Truss on Monday also emphasized the need for stability after Hunt's announcement and said the government was charting a new course for growth.
"The British people rightly want stability, which is why we are addressing the serious challenges we face in worsening economic conditions," she said on Twitter.
"We have taken action to chart a new course for growth that supports and delivers for people across the United Kingdom."
Hunt scrapped plans to axe the lowest rate of income tax, and curbed the government's flagship energy price freeze – pulling the plug in April instead of late 2024.
After April, the government will "review" its energy support package, he said.
A proposed reduction in shareholder dividend tax was also binned, along with planned tax-free shopping for tourists.
Tax reductions were the centerpiece of the ill-starred budget, but they were financed via huge borrowing.
Truss had already staged two humiliating budget U-turns, scrapping tax cuts for the richest earners and on company profits.
Hunt on Saturday warned of tax hikes as he dramatically reversed course on Truss's radical program of economic reform.
"There will be more difficult decisions I am afraid, on both tax and spending, as we deliver our commitment to get debt falling as a share of the economy over the medium term," he said Monday.
"All departments will need to redouble their efforts to find savings, and some areas of spending will need to be cut."
Hunt already warned that he was not taking “anything off the table” amid speculation of painful cutbacks on critical areas like defense, hospitals and schools.
The near-total reversal of the economic plan leaves Truss struggling to retain credibility.

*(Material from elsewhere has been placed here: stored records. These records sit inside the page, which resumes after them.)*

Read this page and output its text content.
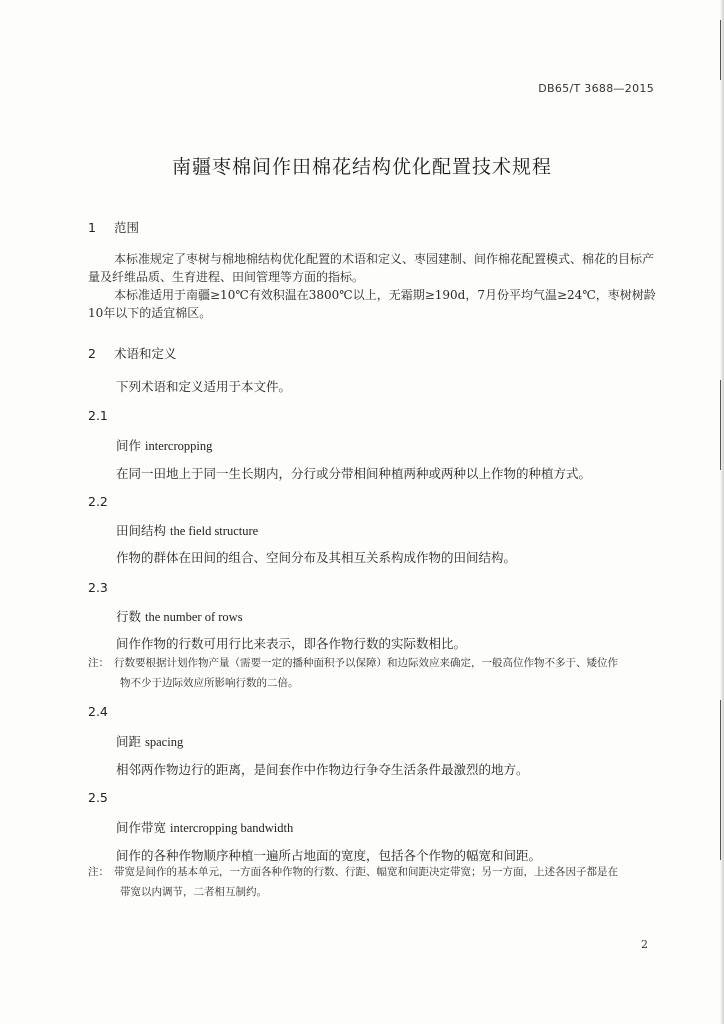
DB65/T 3688—2015
南疆枣棉间作田棉花结构优化配置技术规程
1 范围

本标准规定了枣树与棉地棉结构优化配置的术语和定义、枣园建制、间作棉花配置模式、棉花的目标产量及纤维品质、生育进程、田间管理等方面的指标。

本标准适用于南疆≥10℃有效积温在3800℃以上，无霜期≥190d，7月份平均气温≥24℃，枣树树龄10年以下的适宜棉区。

2 术语和定义
下列术语和定义适用于本文件。
2.1
间作 intercropping
在同一田地上于同一生长期内，分行或分带相间种植两种或两种以上作物的种植方式。
2.2
田间结构 the field structure
作物的群体在田间的组合、空间分布及其相互关系构成作物的田间结构。
2.3
行数 the number of rows
间作作物的行数可用行比来表示，即各作物行数的实际数相比。
注： 行数要根据计划作物产量（需要一定的播种面积予以保障）和边际效应来确定，一般高位作物不多于、矮位作
物不少于边际效应所影响行数的二倍。
2.4
间距 spacing
相邻两作物边行的距离，是间套作中作物边行争夺生活条件最激烈的地方。
2.5
间作带宽 intercropping bandwidth
间作的各种作物顺序种植一遍所占地面的宽度，包括各个作物的幅宽和间距。
注： 带宽是间作的基本单元，一方面各种作物的行数、行距、幅宽和间距决定带宽；另一方面，上述各因子都是在
带宽以内调节，二者相互制约。
2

The financial fiasco has turned her into a lame-duck prime minister, and Conservative lawmakers are agonizing about whether to try to oust her.
The fourth British prime minister in six years, she took office just six weeks ago after winning a party election to replace Prime Minister Boris Johnson. He was forced out in July after serial ethics scandals ensnared his administration.
The furor over the budget has reportedly sparked a plot to oust the prime minister.
British lawmakers will try to oust Truss this week despite Downing Street's warning that it could trigger a general election, the Daily Mail reported.
More than 100 members of parliament belonging to the governing Conservative Party are ready to submit letters of no confidence in Truss to Graham Brady, the head of the Conservative Party's committee that organizes the leadership contest, the tabloid reported, quoting unnamed sources.
The deputies will urge Brady to tell Truss that "her time is up" or to change the political party rules to allow an immediate vote of confidence in her leadership, the report said.
Brady is said to be resisting the move, arguing that Truss, along with Hunt, deserve a chance to set out economic strategy in a budget on Oct. 31, the report added.
Separately, The Times reported that some lawmakers have held secret discussions on replacing Truss with a new leader.
The chaos has fueled discontent in the party, which is falling behind the opposition Labour Party in opinion polls amid Britain's worsening cost-of-living crisis.
Party grandee and former leader William Hague said Truss' premiership was "hanging by a thread" after Kwarteng was unceremoniously fired.